Pour guérir cette redoutable maladie, nul remède n’est efficace. L’acide salicylique, la quinine, l’alcool, l’acide citrique, sont impuissans, quelquefois la mort est foudroyante et survient en vingt-quatre heures. Dans la plupart des cas la mort n’arrive qu’au bout de quatre ou cinq jours. Tout d’abord il y a beaucoup de cas de guérisons, mais peu à peu l’épidémie est devenue de plus en plus redoutable, si bien que sur cent malades il n’y en a guère que quinze qui guérissent. Plus que tous les autres, les médecins ont payé leur tribut à l’épidémie. Le docteur Morotof, médecin à Vetlianka, est mort. Le docteur Krassowski, qui a eu une partie de la direction médicale des armées pendant la guerre, et que le gouvernement avait envoyé pour étudier l’épidémie, est mort. Le docteur Koch et six de ses assistans sont morts[1].

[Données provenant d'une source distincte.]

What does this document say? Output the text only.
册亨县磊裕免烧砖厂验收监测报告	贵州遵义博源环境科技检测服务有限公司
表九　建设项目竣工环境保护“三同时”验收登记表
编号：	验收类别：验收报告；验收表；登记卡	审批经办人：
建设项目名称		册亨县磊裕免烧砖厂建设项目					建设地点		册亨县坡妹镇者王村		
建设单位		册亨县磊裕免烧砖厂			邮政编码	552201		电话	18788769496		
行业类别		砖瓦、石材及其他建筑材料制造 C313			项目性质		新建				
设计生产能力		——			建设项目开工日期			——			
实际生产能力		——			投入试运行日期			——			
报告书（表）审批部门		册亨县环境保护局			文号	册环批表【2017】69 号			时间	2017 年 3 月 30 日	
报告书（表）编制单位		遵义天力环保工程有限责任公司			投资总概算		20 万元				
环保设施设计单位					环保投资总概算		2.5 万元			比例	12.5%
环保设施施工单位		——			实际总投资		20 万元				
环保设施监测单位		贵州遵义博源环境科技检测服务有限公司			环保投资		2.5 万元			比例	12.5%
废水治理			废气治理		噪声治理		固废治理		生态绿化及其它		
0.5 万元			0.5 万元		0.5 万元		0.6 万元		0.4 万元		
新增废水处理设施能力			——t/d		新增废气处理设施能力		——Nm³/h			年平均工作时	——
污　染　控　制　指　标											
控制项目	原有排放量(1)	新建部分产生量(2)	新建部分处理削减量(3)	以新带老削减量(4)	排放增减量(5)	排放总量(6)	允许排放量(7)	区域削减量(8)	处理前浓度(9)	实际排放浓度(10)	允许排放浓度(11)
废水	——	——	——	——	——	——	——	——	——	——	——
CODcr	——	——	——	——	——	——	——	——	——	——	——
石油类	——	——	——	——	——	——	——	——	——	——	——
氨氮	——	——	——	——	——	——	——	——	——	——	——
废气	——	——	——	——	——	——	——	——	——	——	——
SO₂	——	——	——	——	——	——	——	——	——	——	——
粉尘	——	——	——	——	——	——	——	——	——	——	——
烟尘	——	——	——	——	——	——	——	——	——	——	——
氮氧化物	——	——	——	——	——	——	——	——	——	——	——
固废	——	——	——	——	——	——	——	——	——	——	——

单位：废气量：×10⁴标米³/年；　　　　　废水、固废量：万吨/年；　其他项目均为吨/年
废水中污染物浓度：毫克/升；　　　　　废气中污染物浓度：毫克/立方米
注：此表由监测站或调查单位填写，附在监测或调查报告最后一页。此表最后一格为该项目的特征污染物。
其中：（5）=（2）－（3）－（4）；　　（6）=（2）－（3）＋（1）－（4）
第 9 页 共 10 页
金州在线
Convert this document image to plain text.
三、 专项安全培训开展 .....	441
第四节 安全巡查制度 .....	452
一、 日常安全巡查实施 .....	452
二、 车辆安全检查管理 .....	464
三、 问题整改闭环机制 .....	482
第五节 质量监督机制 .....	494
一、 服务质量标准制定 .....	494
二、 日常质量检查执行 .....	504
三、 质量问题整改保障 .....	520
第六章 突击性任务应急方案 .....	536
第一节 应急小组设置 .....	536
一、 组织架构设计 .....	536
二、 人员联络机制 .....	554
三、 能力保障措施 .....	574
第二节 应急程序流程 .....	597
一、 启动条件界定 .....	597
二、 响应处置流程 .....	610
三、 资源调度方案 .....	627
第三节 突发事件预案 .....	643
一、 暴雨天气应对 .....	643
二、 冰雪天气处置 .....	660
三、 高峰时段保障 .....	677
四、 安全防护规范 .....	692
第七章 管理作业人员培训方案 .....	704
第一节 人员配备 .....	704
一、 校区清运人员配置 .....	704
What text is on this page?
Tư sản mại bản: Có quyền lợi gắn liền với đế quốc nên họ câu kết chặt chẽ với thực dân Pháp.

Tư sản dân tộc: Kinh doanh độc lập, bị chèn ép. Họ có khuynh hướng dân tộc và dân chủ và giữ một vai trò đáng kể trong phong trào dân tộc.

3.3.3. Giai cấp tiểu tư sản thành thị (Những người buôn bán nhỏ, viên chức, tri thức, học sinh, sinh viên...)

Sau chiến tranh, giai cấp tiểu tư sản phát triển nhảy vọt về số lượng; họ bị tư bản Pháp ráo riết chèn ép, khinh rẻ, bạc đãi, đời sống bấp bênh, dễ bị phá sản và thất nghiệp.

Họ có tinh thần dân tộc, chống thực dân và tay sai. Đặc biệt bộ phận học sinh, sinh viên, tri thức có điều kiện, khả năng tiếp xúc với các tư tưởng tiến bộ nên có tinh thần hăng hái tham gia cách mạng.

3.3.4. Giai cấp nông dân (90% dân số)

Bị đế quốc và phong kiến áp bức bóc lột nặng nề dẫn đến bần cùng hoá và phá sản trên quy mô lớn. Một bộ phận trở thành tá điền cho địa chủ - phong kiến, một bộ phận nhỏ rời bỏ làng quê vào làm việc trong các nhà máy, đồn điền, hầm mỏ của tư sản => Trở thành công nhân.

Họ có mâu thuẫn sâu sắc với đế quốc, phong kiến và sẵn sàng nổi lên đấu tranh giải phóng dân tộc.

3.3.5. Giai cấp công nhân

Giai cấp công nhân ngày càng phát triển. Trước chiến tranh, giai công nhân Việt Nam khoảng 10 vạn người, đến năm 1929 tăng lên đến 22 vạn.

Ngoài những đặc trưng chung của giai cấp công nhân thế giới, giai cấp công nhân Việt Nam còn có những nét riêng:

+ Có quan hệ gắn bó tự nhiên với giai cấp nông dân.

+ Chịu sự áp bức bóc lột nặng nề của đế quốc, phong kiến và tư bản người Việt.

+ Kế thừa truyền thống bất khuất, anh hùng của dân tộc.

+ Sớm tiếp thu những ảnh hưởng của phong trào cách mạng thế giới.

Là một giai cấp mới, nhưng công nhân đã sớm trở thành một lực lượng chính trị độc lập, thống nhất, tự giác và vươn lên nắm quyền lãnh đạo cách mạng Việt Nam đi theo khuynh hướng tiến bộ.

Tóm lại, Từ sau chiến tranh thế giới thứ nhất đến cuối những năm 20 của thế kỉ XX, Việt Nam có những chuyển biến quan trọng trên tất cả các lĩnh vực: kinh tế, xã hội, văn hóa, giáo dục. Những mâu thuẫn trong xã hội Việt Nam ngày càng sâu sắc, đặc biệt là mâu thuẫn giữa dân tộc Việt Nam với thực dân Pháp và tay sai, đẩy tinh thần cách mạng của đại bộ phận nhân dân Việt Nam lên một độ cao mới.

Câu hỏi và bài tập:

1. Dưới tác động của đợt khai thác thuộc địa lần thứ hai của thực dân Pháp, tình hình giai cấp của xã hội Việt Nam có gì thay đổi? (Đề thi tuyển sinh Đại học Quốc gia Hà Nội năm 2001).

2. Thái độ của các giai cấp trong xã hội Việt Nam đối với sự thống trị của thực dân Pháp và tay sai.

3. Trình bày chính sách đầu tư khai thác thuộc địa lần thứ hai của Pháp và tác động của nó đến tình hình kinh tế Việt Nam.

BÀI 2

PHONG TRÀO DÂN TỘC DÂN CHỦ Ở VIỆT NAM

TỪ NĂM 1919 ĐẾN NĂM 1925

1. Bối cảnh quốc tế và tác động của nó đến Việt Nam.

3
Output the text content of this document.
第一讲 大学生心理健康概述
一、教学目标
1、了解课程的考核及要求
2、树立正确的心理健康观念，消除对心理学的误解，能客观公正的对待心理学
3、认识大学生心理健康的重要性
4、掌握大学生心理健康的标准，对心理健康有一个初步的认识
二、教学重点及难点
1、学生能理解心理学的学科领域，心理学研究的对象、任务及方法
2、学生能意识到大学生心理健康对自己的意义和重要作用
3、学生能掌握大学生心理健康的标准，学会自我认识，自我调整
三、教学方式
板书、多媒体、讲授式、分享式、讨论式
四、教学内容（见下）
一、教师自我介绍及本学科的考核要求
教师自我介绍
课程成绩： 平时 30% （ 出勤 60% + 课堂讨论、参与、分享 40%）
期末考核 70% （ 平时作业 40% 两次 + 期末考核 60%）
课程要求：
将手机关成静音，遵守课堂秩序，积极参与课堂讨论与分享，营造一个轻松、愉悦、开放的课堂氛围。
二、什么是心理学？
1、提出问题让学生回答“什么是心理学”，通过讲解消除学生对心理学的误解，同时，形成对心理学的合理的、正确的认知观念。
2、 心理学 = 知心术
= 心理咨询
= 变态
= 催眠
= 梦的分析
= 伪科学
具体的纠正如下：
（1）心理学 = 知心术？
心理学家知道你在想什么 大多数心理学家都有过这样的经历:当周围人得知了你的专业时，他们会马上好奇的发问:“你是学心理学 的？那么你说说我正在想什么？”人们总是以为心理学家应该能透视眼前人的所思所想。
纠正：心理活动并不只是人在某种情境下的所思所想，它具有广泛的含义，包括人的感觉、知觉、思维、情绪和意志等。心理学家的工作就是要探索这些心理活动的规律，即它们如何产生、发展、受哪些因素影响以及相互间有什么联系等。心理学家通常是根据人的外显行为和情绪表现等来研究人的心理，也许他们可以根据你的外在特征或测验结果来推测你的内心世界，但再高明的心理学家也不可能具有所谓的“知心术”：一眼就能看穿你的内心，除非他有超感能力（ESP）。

Ainsi, lorsque le mal est déclaré, aucun traitement n’en peut entraver la marche fatale. Mais la médecine n’est pas seulement l’art de guérir, c’est encore surtout l’art de prévenir les maladies. Empêcher l’épidémie de s’étendre, limiter le fléau aux régions déjà envahies, tel est le but qu’on s’est proposé. C’est ce qu’ont compris les médecins russes réunis par le gouvernement, le 24 janvier, à Saint-Pétersbourg dans une assemblée présidée par le professeur Botkine. D’abord on discuta la nature de la maladie. Est-ce la peste, le typhus ? Mais M. Botkine termina cette discussion, stérile suivant lui, par cette conclusion pleine de bon sens : — Il est inutile de discuter maintenant sur les symptômes ou la nature de l’épidémie. Pendant que l’on discutait à Marseille en 1349, à Moscou en 1771, le fléau a étendu ses ravages. Prenons des mesures immédiates de protection.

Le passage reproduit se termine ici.